Im Übergang zu einer verwestlichten Gesellschaft
Nach dieser neuen Generation kommt heute das heiratsfähige Alter, in dem der Mann auch zu allen Aufgaben des Paares beiträgt. In dieser neuen Gesellschaft werden Frauen ungeduldig, finanziell unabhängig und erwarten nichts von Männern. Sie verlangt, dass der Ehemann ein echter Partner ist, sonst würde sie eine Trennung vorziehen.
Das erklärt die zunehmende Zahl von Scheidungsfällen. Wir befinden uns hier mitten im Übergang zu einer neuen Gesellschaft, die im Entstehen begriffen ist und in der es mehr Scheidungen geben wird. Wir bewegen uns in Richtung einer westlichen oder verwestlichten Gesellschaft, in der es darum ginge, mehr Alleinstehende zu registrieren, um jeglichem ehelichen Druck zu entgehen, so Saliha Ouadah.
Im Gegensatz zur aktuellen Generation (der jüngsten) wurden die Frauen der modernen Gesellschaft (ältere) von ihren Müttern aus der traditionellen Gesellschaft auf die traditionelle Rolle vorbereitet, die sie übernehmen müssen.
Die Jüngsten, diejenigen, die jetzt in einer Beziehung sein sollen, sind ansonsten darauf vorbereitet, sich nicht mit unnötigen Verantwortungen und Aufgaben zu belasten. Ein Bruch mit alten Konzepten: Die traditionelle Rolle der Frau wird nicht mehr vererbt!
Zusätzlich zu den Müttern, die alles dafür tun, dass ihre Töchter ihr Studium fortsetzen, um unabhängiger zu werden und keinen Ehemann mehr zu brauchen, etabliert der Vater bei seiner Tochter eine starke Kultur des Selbstvertrauens. Der Vater steht seiner Tochter sehr nahe, die die starke Frau von morgen sein wird. Er macht sie zu einem verwöhnten Mädchen, das sich in Zukunft weigert, von einem Mann verunglimpft und herabgesetzt zu werden.
Vaters Platz
Die Stadtsoziologie hat nach Ansicht des Spezialisten sehr wichtige Veränderungen durchlaufen, die dazu geführt haben, dass der Vater seinen Schwiegersohn bereitwillig zum Zusammenleben aufnimmt, eine Entscheidung, die in der Vergangenheit kaum berücksichtigt wurde [traditionnellement, c’est la bru qui va s’installer dans sa belle-famille].
Frauen in modernen und traditionellen Gesellschaften, denen zuvor ihre Rechte vorenthalten wurden, können sie nun dank ihrer Töchter haben!
Und es war dieser Mann (Vater), der die Situation veränderte. Sie sollten auch wissen, dass es in Algerien im Gegensatz zu anderen Ländern teuer ist, zu heiraten, nicht jedoch, sich scheiden zu lassen. Früher zögerten Frauen, sich scheiden zu lassen, um einer Rückkehr zu ihren Eltern und Brüdern zu entgehen, doch heute garantiert ihr diese finanzielle Unabhängigkeit und das Scheidungsrecht ein Zuhause, die Auflösung des Ehevertrages stellt kein Problem mehr dar.

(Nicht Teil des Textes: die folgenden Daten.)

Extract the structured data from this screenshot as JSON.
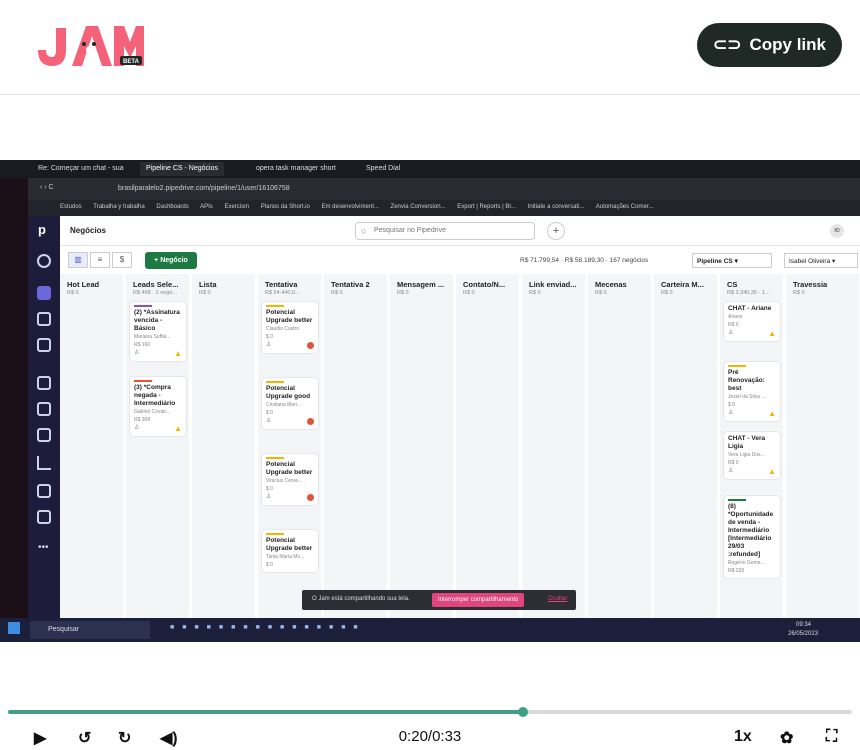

Das neue Gesetz, das spezifische Maßnahmen betrifft, die in Gewahrsam befindlichen Kindern und geschiedenen Frauen garantieren, dass sie von der Justiz zu ihren Gunsten Unterhalt erhalten, wurde am 7. Februar im Amtsblatt veröffentlicht. Davon können nun auch geschiedene Frauen und Kinder geschiedener Eltern profitieren, die ein Unterhaltsurteil nicht vollstrecken können.
Der Richter und der Präsident der Abteilung für Familienangelegenheiten entscheiden per Beschluss innerhalb einer Frist von höchstens fünf Tagen. Dieser Text ermöglicht es dem Staat, einzugreifen, wenn sich der Schuldner weigert, diese Rente zu zahlen, was eines der Probleme ist, die geschiedene, nicht berufstätige Frauen aufwerfen.
Ein neuer Text, der beschloss, den Unterhaltsfonds der Zuständigkeit des Justizministeriums zu unterstellen, damit die Gerichte die Akte bearbeiten und zahlen können. Ein Ansatz, der diesen durch Gesetz 15-01 geschaffenen Mechanismus schneller gemacht hat, so die Aussagen einiger Anwälte, auch wenn bisher keine Statistiken veröffentlicht wurden.